トイレットペーパーは手の届く所にあるのが当たり前ですが、海外では便座から約1.5mも離れた所にトイレットペーパーが設置されている国もあるのだとか。拭きたいのにとれないこのもどかしさ。また、先ほど登場したシャワー付きトイレのでは、そもそも紙がないとこも多く、マレーシアなどは、なんと個室の外にトイレットペーパーがあるところもあるんですよ。

トイレットペーパーを直接流せない / ブラジル他

日本人が旅をして気にしてしまう人が多いであろう、トイレットペーパーを流せない事態。

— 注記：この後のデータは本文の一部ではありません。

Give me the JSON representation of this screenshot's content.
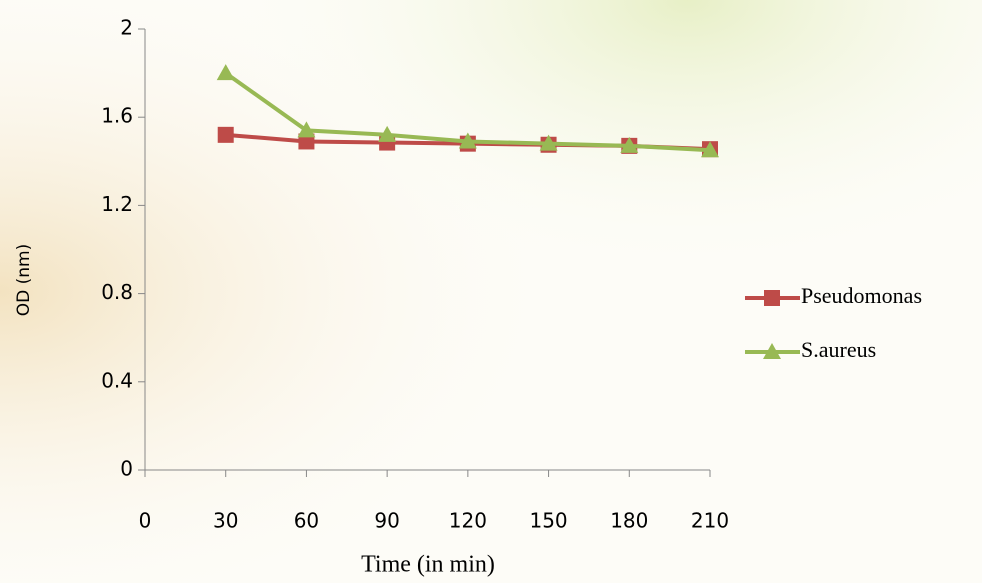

アジアの途上国や南米など多くの地域では配水溝が詰まってしまうため「ペーパーは備え付けのゴミ箱に」という張り紙を良く目にします。しかしこのゴミ箱あけるのにも勇気がいりますよね。実のところ、流してしまった事がある人は反省しましょう。

トイレットペーパーがない / インド他

もっとひどいパターンが紙がないトイレ。旅慣れしている方々は、おおよそ自分でトイレットペーパーを持ち歩いていると思いますが、旅行慣れしてない人はご注意を。海外では公衆トイレはもちろん、安宿などにもトイレットペーパーがないなんてことが多々あります。間違っても自分の手を犠牲にする事のないように気をつけてくださいね。

位置が高すぎる小便器 / オランダ・アフリカ他

男性特有の悩み、小便器の位置がやたら高い!平均身長が高いヨーロッパのトイレでよく見られるようです。先ほどご紹介した、ロールホルダーまでの距離同様、基準が外国製なので、こういった細かいところが、なかなかなダメージですよね。変な意地を張らず、素直に個室の方に入りましょう。

個室すらない / 中国他

もっとも恐ろしいのが仕切りすらない便器!中国で見られるこの形ですが、もう、言葉が出ませんね。こんなところで用を足す恐ろしさはもう説明不要でしょう。逆にお互い用を足しながら会話ができればこれ以上ない友情関係が生まれるかも。じっくり観察するのもアリですね。